Enter the following command:
❯ kubectl create -f cloned-cirrus-dv-vms.yml
The following is an example output:
virtualmachine.kubevirt.io/cloned-cirrus-dv-vm1 created
virtualmachine.kubevirt.io/cloned-cirrus-dv-vm2 created
virtualmachine.kubevirt.io/cloned-cirrus-dv-vm3 created
Step 3: Verify the launched VMs.
Enter the following command:
kubectl get pods -n cdi-example
The following is an example output. You can verify that all five VMs have been created.

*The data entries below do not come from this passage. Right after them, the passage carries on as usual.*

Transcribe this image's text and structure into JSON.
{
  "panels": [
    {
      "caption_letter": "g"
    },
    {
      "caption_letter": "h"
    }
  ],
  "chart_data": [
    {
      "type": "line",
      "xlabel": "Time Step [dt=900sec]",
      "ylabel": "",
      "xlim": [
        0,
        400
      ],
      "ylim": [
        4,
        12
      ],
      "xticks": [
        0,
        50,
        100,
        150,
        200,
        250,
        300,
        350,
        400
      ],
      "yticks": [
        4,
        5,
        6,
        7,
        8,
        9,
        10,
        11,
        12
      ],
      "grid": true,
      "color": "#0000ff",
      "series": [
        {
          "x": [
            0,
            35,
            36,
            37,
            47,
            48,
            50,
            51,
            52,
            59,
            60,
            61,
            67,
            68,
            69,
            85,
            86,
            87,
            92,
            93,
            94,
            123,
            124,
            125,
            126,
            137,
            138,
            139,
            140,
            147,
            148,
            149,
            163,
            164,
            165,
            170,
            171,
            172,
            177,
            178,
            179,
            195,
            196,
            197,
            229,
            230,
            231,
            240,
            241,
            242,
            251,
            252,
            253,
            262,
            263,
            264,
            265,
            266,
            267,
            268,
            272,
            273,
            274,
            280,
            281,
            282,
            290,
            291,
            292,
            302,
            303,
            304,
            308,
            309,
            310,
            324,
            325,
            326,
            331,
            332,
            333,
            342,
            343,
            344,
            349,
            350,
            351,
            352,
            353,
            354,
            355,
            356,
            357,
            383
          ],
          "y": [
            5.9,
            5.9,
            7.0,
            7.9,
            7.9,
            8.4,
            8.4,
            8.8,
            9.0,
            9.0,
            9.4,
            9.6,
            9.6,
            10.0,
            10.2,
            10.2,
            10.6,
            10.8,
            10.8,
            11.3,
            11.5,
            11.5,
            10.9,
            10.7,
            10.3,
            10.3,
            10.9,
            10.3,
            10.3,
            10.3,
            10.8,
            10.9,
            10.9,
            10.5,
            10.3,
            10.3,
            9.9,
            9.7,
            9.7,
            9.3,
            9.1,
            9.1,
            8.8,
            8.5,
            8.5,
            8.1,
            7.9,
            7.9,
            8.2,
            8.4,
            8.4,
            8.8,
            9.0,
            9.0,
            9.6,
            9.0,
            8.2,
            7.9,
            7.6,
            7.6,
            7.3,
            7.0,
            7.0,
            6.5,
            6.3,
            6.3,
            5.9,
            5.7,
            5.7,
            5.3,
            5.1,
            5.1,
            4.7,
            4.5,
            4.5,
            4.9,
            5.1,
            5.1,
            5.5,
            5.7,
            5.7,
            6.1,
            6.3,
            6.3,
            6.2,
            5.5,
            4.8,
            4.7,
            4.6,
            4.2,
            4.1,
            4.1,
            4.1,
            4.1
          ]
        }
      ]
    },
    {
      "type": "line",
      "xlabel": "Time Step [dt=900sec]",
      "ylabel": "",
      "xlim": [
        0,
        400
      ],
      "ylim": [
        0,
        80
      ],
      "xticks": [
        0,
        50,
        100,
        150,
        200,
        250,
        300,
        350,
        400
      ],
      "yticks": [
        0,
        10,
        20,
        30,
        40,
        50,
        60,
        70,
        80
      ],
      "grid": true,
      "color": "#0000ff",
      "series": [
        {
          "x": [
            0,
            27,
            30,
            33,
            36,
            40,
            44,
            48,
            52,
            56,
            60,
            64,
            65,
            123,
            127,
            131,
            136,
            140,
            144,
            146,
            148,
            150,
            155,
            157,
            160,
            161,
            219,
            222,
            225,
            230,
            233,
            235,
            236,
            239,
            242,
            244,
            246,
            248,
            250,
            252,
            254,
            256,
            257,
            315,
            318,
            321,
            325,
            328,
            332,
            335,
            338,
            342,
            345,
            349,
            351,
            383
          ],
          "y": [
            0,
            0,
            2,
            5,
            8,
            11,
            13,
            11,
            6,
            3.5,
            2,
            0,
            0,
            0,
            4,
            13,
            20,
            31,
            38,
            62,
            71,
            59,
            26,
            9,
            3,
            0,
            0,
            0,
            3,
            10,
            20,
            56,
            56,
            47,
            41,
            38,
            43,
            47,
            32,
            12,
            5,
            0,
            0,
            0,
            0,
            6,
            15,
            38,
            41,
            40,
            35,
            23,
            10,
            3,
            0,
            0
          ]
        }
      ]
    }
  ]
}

NAME READY STATUS RESTARTS AGE
virt-launcher-cirrus-dv-vm-l95w2 1/1 Running 0 6m58s
virt-launcher-cloned-cirrus-dv-vm1-n4phn 1/1 Running 0 76s
virt-launcher-cloned-cirrus-dv-vm2-9lvwm 1/1 Running 0 76s
virt-launcher-cloned-cirrus-dv-vm3-qncxx 1/1 Running 0 76s
virt-launcher-fedora-pvc-vm-4l6fh 1/1 Running 0 9m22s
Step 4: Test the launched VMs.
Ensure that you can connect to the launched VMs and that they function as expected. Enter the following command to check Fedora VM:
Note: You will need either
virtctlor thevirtplugin for kubectl.
❯ kubectl virt console -n cdi-example fedora-pvc-vm
Successfully connected to fedora-pvc-vm console. The escape sequence is ^]
fedora-pvc-vm login:
Similarly, connect to the remaining VMs and ensure that they are functioning as expected.